Q: Are there any benefits to taking maca root?
A: Maca is a plant that is a relative of the cruciferous family, and is native to South America. Its root has been consumed for centuries to boost endurance and energy, enhance fertility, and as an aphrodisiac. Traditionally, the root has been cooked and added to soups, turned into porridge, or prepared as a beverage. Today, maca root is frequently found in pill form, or as a powder supplement that is commonly added to oatmeal, smoothies, or juice. Consumers still use maca root to increase energy, endurance, and fertility. It is also being used to help with anemia, chronic fatigue syndrome, memory, hormonal imbalances, and additional ailments, including osteoporosis, certain cancers, HIV/AIDS, and tuberculosis, among others. Although there is preliminary evidence suggesting possible benefits of maca root in enhancing fertility and regulating hormones, there is insufficient research supporting health claims in general. While maca root is believed to be safe, pregnant or lactating women, and people taking medications, should consult their physician before consuming. In addition, individuals allergic to related vegetables, including broccoli, Brussels sprouts, cabbage, and cauliflower, should not consume it.
—Kaley, Todd, MS, RD
Q: What are DHEA supplements, and do they work?

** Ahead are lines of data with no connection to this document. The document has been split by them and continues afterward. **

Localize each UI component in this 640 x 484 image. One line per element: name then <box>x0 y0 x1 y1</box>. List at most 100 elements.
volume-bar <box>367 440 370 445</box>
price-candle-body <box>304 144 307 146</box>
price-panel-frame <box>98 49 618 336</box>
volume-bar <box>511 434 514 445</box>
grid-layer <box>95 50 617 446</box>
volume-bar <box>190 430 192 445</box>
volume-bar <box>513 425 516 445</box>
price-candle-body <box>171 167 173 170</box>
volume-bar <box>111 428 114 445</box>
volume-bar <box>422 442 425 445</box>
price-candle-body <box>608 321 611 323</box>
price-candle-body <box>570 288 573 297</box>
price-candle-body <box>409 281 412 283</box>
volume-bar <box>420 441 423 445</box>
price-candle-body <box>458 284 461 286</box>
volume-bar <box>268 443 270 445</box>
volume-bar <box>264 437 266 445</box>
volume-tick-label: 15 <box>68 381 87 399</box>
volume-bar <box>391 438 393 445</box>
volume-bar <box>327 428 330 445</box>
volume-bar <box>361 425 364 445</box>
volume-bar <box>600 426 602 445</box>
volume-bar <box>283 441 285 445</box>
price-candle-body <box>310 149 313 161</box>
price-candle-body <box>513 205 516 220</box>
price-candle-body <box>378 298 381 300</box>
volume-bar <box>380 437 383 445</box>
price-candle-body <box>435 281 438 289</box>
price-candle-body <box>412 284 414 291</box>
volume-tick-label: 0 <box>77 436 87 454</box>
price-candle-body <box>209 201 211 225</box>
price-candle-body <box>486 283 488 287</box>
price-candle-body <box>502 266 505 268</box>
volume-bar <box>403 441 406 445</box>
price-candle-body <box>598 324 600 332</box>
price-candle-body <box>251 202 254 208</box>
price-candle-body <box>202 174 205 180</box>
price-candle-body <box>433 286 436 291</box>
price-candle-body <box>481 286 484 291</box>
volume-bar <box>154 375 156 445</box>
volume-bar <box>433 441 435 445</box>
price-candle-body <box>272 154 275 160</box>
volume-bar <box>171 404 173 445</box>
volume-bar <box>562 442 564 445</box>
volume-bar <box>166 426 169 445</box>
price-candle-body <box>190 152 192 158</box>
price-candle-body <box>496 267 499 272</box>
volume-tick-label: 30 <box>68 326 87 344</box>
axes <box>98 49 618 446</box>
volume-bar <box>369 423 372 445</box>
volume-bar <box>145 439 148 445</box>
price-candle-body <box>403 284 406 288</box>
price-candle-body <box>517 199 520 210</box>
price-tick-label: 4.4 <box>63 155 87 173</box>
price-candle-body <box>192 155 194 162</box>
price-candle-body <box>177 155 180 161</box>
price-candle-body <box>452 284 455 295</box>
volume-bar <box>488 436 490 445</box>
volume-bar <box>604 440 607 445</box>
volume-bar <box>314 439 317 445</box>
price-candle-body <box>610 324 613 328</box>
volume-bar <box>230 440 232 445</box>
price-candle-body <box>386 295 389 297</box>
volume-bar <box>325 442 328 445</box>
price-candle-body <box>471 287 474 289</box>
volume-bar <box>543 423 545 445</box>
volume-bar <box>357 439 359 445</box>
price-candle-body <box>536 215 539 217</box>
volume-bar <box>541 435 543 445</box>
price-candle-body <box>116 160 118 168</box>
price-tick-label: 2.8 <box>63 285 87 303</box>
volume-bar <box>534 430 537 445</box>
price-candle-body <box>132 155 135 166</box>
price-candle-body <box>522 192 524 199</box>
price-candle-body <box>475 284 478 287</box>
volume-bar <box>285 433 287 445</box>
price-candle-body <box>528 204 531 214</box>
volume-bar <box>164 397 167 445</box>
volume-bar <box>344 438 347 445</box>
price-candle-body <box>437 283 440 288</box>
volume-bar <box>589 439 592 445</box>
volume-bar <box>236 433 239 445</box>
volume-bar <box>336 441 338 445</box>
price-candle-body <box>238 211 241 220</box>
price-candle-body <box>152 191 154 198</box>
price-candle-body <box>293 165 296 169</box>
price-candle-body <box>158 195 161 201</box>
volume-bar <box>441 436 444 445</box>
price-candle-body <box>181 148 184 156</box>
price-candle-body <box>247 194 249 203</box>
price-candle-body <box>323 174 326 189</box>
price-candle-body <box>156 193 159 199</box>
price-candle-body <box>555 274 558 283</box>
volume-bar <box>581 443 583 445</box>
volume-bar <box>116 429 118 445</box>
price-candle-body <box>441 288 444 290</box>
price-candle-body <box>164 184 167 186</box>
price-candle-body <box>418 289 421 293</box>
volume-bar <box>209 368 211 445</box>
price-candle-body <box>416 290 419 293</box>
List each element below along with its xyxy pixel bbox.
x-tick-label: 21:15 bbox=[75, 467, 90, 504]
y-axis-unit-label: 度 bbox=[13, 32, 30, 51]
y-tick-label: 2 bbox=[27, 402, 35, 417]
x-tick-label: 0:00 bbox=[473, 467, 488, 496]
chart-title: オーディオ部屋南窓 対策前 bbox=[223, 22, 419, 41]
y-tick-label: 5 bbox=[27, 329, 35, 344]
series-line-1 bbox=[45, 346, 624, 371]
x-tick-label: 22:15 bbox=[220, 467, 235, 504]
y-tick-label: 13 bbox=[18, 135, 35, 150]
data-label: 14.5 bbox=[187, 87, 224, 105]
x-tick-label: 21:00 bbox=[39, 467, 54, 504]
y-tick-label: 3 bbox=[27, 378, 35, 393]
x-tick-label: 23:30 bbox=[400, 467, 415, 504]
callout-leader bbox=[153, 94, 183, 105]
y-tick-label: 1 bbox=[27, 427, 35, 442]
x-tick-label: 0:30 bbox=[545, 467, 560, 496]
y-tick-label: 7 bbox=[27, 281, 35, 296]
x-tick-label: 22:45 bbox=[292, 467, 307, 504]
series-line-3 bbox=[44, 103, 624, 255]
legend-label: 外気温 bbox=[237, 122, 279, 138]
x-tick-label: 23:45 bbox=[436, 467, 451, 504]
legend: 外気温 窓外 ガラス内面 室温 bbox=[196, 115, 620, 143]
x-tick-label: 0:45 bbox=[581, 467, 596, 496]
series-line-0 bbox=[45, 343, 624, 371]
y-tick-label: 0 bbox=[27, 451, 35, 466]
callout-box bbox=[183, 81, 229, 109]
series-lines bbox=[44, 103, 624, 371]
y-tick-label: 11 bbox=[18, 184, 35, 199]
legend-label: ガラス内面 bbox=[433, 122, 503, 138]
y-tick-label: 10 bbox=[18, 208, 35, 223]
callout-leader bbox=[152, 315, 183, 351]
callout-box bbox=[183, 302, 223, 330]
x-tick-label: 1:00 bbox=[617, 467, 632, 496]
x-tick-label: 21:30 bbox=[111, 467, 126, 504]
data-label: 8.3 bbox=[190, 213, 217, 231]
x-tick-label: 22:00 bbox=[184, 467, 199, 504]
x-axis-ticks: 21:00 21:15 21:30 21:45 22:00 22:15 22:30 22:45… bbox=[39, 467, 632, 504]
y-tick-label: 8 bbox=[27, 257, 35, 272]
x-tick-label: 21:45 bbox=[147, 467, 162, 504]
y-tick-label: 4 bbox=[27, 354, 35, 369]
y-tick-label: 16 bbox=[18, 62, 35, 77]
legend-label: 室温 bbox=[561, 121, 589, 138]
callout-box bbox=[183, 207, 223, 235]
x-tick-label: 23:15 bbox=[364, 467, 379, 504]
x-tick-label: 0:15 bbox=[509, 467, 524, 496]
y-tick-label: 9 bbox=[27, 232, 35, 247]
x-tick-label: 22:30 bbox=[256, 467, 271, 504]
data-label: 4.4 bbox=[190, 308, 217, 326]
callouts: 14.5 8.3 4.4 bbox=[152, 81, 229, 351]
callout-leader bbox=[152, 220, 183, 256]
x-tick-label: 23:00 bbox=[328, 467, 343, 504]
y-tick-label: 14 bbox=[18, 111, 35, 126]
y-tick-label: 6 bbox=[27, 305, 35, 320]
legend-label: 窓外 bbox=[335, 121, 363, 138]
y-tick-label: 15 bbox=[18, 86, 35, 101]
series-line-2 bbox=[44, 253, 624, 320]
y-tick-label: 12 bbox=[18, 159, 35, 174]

A: Dehydroepiandrosterone (DHEA) is a naturally occurring hormone produced by the adrenal glands, which is used to synthesize estrogen and testosterone. Natural DHEA production begins declining in one’s 20s. Synthetic DHEA supplements have been touted to improve aging skin, mood, bone density, sexual function, athletic performance, and many other thus far unsubstantiated functions. Though some studies show benefits for female patients with adrenal insufficiency, these same benefits are not seen in people who have low DHEA levels because of aging. There is, however, some data to show a benefit for people with chronic fatigue syndrome, systemic lupus erythematosus, and depression associated with aging. DHEA supplements are not recommended for people who have hormone sensitive cancers, like prostate, ovarian, and breast cancers, or for pregnant and lactating women. Supplementation may also reduce HDL (“good”) cholesterol, which could increase the risk for heart disease. For people with diabetes, supplementing with DHEA may decrease insulin resistance and increase insulin sensitivity, and DHEA may increase the effects of medications, especially estrogen and testosterone. Much more research is needed before DHEA supplements can be recommended.